Clare and I were very fortunate to experience a “fairy tale”
marriage. We met right after our
sophomore year of college, became engaged during our junior year, and married a
week after graduation. We had been best
friends before our marriage and have been best friends and deeply in love ever
since. However, due to Clare’s worsening
AD, we obviously no longer have the same relationship we once had. In many respects, our relationship now is
more akin to parent/child rather than husband/wife. I visit with Clare each day but we can no
longer talk about anything for more than a few seconds before she gets very
confused. I miss not having
conversations with Clare. We can no
longer play games, travel, or engage in sports together. We can no longer share virtually any of the
activities we used to engage in together.
I miss all of that, too. But each
day we find time to hug, cuddle, and kiss ... often on the couch while watching
TV in one of the ALR’s many lounges ... and still see musicals in neighborhood
theatres and take walks at a nearby beach when the weather cooperates.

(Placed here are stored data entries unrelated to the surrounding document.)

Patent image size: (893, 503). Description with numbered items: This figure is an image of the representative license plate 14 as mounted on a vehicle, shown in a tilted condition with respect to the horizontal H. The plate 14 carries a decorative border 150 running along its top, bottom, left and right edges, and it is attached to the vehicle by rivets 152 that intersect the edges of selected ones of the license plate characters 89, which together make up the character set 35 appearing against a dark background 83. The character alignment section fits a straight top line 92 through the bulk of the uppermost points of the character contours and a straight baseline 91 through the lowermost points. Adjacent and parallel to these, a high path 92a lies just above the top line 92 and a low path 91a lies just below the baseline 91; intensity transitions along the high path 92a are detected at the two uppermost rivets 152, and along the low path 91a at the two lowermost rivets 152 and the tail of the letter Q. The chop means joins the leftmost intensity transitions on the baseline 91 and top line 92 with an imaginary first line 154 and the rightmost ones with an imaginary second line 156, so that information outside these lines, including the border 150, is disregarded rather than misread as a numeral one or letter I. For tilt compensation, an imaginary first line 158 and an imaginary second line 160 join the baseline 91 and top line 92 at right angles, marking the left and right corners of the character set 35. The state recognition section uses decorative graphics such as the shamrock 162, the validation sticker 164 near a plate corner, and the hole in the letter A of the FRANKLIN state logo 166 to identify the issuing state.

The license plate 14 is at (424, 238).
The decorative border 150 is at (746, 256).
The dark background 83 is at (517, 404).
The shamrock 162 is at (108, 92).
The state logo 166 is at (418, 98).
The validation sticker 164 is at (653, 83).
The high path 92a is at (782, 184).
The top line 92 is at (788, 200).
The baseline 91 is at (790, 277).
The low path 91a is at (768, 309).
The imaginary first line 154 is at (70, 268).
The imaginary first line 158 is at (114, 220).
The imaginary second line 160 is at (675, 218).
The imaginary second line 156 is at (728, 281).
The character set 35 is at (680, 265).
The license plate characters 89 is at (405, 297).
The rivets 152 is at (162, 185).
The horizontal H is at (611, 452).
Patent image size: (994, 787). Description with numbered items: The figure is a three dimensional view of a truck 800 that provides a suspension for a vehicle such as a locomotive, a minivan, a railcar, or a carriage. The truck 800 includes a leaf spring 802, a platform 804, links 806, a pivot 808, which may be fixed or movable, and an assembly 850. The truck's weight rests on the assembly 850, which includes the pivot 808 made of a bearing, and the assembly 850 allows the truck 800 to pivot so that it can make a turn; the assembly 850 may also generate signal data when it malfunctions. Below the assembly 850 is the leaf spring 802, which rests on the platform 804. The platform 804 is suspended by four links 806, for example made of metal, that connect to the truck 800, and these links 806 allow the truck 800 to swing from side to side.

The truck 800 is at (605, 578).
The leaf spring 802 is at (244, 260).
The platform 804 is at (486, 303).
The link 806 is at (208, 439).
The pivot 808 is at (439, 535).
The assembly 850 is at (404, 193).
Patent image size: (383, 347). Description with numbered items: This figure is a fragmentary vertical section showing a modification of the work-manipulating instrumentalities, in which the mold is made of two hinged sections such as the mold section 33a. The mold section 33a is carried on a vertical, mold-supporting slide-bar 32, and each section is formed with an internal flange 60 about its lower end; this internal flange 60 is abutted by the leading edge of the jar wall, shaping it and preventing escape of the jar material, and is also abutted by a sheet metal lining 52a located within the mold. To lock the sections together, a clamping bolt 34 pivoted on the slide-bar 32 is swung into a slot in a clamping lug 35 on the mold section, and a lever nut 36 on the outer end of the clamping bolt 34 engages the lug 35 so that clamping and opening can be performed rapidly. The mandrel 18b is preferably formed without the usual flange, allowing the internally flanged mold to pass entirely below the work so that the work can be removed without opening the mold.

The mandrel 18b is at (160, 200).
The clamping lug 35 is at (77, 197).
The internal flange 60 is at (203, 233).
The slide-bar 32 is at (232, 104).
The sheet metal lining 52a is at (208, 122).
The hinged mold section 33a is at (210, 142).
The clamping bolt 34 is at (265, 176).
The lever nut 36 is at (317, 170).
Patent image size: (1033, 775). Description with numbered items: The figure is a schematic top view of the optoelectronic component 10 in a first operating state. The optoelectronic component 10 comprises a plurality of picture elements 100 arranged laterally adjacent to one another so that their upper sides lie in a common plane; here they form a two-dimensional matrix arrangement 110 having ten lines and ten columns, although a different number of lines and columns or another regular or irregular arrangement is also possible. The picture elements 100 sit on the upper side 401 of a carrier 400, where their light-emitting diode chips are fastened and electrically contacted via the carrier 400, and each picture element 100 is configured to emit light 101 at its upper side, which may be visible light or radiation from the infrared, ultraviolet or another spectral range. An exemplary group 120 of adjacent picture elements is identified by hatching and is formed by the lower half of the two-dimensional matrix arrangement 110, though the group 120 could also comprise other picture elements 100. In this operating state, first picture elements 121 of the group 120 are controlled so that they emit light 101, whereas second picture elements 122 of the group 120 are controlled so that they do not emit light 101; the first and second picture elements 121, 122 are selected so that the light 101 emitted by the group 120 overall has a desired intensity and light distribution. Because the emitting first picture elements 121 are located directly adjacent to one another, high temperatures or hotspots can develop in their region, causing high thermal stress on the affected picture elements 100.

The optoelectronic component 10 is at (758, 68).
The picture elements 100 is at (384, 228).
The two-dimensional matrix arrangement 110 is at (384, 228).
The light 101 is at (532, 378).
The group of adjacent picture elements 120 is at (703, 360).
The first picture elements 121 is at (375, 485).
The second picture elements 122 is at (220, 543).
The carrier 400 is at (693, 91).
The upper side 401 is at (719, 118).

I still love Clare deeply and she still loves me just as
much. That will never change. But aside from no longer being able to share and
discuss matters or participate in most activities together anymore, we have not
had a fulfilling sexual relationship in many years. And, as Clare fades faster and faster, I know
that it won’t be long before Clare no longer recognizes me or knows who I am
with certainty. In many respects, it is
as if I am now already widowed.
I have reached the stage where so many Alzheimer’s spouses
find themselves ... married, yet widowed at the same time. My best friend for nearly 50 years, my
lifelong partner, my lover, my wife, my children’s mother ... all of these
roles have already faded or are fading rapidly.
I am learning to do more things by myself, alone in a house we had lived
in together for forty years. Going to
sleep in an empty bed was incredibly difficult that first night after Clare was
placed. It’s now well more than a year after
Clare’s placement and coming home to an empty house and an empty bed is still
difficult. Doing everything by myself
that we once did together is also very difficult at times. I still find myself crying at my loss ... at
our loss ... of the once bright future we had as young retirees that came to
such an abrupt and premature end due to Alzheimer’s.
I miss all of the social, emotional, and physical parts of
our once close relationship. A lot. But while Clare is still able to tell me she
loves me, even if unable to function as my wife, how can I “be with” another
woman without feeling tremendously guilty?
I’m human and still in my 60s ... I have physical desires. Ironically, I can still have sex with
Clare. Although she has had absolutely
no interest in having sex for several years ... and, in fact, will giggle like
a child if I hold her in a “private place” ... she will still do anything for
me much like a child wants to please a parent.
Yet were I to take advantage of her willingness to please me, I would
feel like I’m taking advantage of her, not enjoying mutual sex.
I still love Clare so much, and she still loves me so much,
so how can I “date” another woman for companionship, let alone go to bed with
and have a physical relationship with another woman, while Clare is still alive?
I am an Alzheimer’s spouse.
I am married to the love of my life, but except for a few hours each day
I am living completely apart from my wife knowing that her AD will worsen more
and more until certain death. I now live
most of my life as a single man. In a
very real sense, I am already widowed. I
am an Alzheimer’s spouse ... married, yet widowed, at the same time.
Published in AFA Care Quarterly, Spring, 2015, pp. 13-14. Access at: www.alzfdn.org.